Отец всегда был щедр. Покупая себе в Париже перчатки, галстуки-бабочки и тому подобное, он всегда привозил подарки и нам. Но роскошь ему претила. С его точки зрения, пользоваться деньгами, чтобы жить удобно и беззаботно, было нормально, однако вызывающе дорогих празднеств и балов в «Лаке» никогда не устраивали, за исключением, конечно, свадебных торжеств. Мои родители не принимали никакого участия в том, что именуется «светской жизнью». Отец стремился к тому, чтобы служить в Эйндховене примером для подражания, и того же ждал и от нас.
В качестве коллекционера он избегал публичности и так и не выпустил ни одного каталога своих собраний. Но покупал он всегда с толком, не гнушаясь просить совета у экспертов.
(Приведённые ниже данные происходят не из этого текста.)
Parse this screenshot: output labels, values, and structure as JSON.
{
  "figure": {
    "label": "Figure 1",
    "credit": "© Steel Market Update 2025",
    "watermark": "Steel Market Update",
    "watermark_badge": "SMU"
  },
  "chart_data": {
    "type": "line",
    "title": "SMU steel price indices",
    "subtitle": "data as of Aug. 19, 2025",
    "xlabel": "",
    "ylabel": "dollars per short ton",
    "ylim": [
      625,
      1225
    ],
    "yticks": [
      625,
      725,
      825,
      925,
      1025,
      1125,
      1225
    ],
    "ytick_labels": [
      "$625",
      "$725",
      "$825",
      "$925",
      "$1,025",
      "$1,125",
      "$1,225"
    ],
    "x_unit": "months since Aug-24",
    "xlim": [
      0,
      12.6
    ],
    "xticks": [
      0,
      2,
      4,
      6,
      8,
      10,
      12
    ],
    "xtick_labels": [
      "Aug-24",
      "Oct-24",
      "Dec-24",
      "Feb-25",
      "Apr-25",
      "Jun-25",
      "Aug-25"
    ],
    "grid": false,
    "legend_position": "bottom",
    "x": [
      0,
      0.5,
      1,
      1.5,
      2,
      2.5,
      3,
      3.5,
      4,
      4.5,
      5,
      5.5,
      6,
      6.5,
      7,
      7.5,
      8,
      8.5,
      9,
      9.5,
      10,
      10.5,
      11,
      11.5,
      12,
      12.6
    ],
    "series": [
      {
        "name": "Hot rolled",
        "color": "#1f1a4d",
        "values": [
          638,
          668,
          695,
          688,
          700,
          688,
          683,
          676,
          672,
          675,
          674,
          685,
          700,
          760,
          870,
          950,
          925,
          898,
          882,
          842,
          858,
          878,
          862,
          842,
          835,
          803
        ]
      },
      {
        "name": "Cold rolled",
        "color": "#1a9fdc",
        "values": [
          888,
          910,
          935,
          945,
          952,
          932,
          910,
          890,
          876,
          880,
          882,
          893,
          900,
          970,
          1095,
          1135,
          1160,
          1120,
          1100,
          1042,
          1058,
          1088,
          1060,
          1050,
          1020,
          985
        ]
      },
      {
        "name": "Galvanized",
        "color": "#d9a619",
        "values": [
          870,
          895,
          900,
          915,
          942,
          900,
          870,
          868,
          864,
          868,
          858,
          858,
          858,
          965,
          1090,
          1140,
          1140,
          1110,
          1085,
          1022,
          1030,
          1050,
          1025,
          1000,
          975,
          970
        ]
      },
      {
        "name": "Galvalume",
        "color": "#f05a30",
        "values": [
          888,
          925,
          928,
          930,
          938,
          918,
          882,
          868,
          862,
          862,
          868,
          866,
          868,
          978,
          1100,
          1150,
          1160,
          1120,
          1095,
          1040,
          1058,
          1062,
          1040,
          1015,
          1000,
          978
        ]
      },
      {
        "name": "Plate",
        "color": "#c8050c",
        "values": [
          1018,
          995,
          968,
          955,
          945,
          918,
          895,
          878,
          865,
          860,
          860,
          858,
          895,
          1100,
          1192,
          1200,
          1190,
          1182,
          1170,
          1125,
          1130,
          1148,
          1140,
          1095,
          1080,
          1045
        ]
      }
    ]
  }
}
Однажды я купил несколько ваз, которые мне очень понравились. Купил я их недорого, и мне было любопытно, как они покажутся моему отцу. Он был болен, лежал в постели, но полюбоваться моими приобретениями захотел. Посмотрел на них, потрогал, еще посмотрел и разулыбался, приговаривая:
– Надо же, как интересно! Хорошие вазы, славные, но настоящие… настоящие подделки!
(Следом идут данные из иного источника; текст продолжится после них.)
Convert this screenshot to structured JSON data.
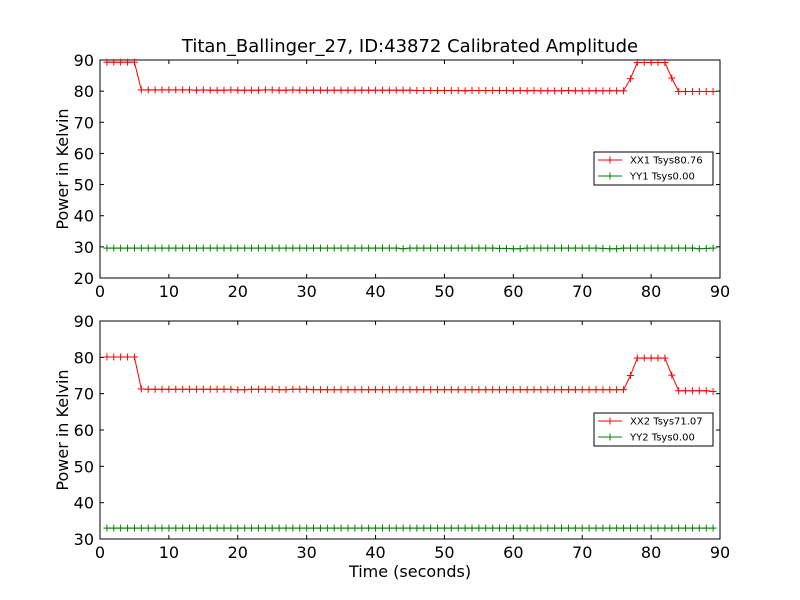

Нашедший свой вечный покой в то воскресное утро был великим человеком и великим отцом. Особенно остро я почувствовал сочетание этих двух качеств, когда выяснилось, что с частью его художественной коллекции случилась беда. Еще до 1940 года он сделал распоряжения о том, чтобы все вещи были спрятаны в безопасности. В своей предусмотрительности он оказался прав, но немцы охотились за произведениями искусства с таким рвением, которого никак нельзя было предположить заранее, и я решил, что самые ценные полотна нужно перепрятать в еще более укромное место. Осуществить это на практике, соблюдая крайнюю секретность, было чрезвычайно сложно, и мне пришлось передоверить наблюдение за этой операцией другим. Не все было сделано так, как должно, и часть бесценных полотен пострадала от влажности. Реставраторы их спасти не смогли. Для отца это был страшный удар, но он принял его без единой жалобы, без единого упрека.
Прощание
Смерть отца потрясла Эйндховен. Конечно, все понимали, что он болен, но только после того, как случилось неизбежное, люди в полной мере осознали: навсегда ушел человек, больше, чем кто-либо иной, сделавший для поразительного подъема города. На похороны съехалось огромное количество людей. Толпы народа стояли на тротуарах, чтобы проститься с «господином Тоном». Во всем городе звонили колокола.
Отец не терпел театральных или преувеличенных жестов, и в полном соответствии с его вкусами у гроба не произносилось длинных речей. Но было много цветов, которые он очень любил – бессчетное число венков и букетов. Единственную речь сказал я.
– Ты был замечательным руководителем для всех нас, и именно потому, что на самое первое место ставил заботу о людях. Ты многого требовал от нас, это правда, но еще больше ты требовал от себя. Ты всегда был готов ответить на все вопросы, похвалить, поощрить к действию. Выходя из твоего кабинета, мы всегда чувствовали в себе готовность к новым свершениям. Уйдя от нас, ты останешься с нами живым примером. Ведь столь многие из тех, кто собрался сейчас у места твоего последнего успокоения, обязаны своим благополучием, благополучием своих семей твоей работе. Мы продолжим то, что ты начал. Дорогой отец, дорогой наш старик, покойся с миром. Утешением нам то, что ты уже в объятиях Господа и вкушаешь несказанные небесные радости. Прощай.
Наш оркестр заиграл «Страсти по Матфею» Баха. Все мы, вслед за мамой, простились с отцом. И на этом похороны, такие значительные в своей простоте, завершились.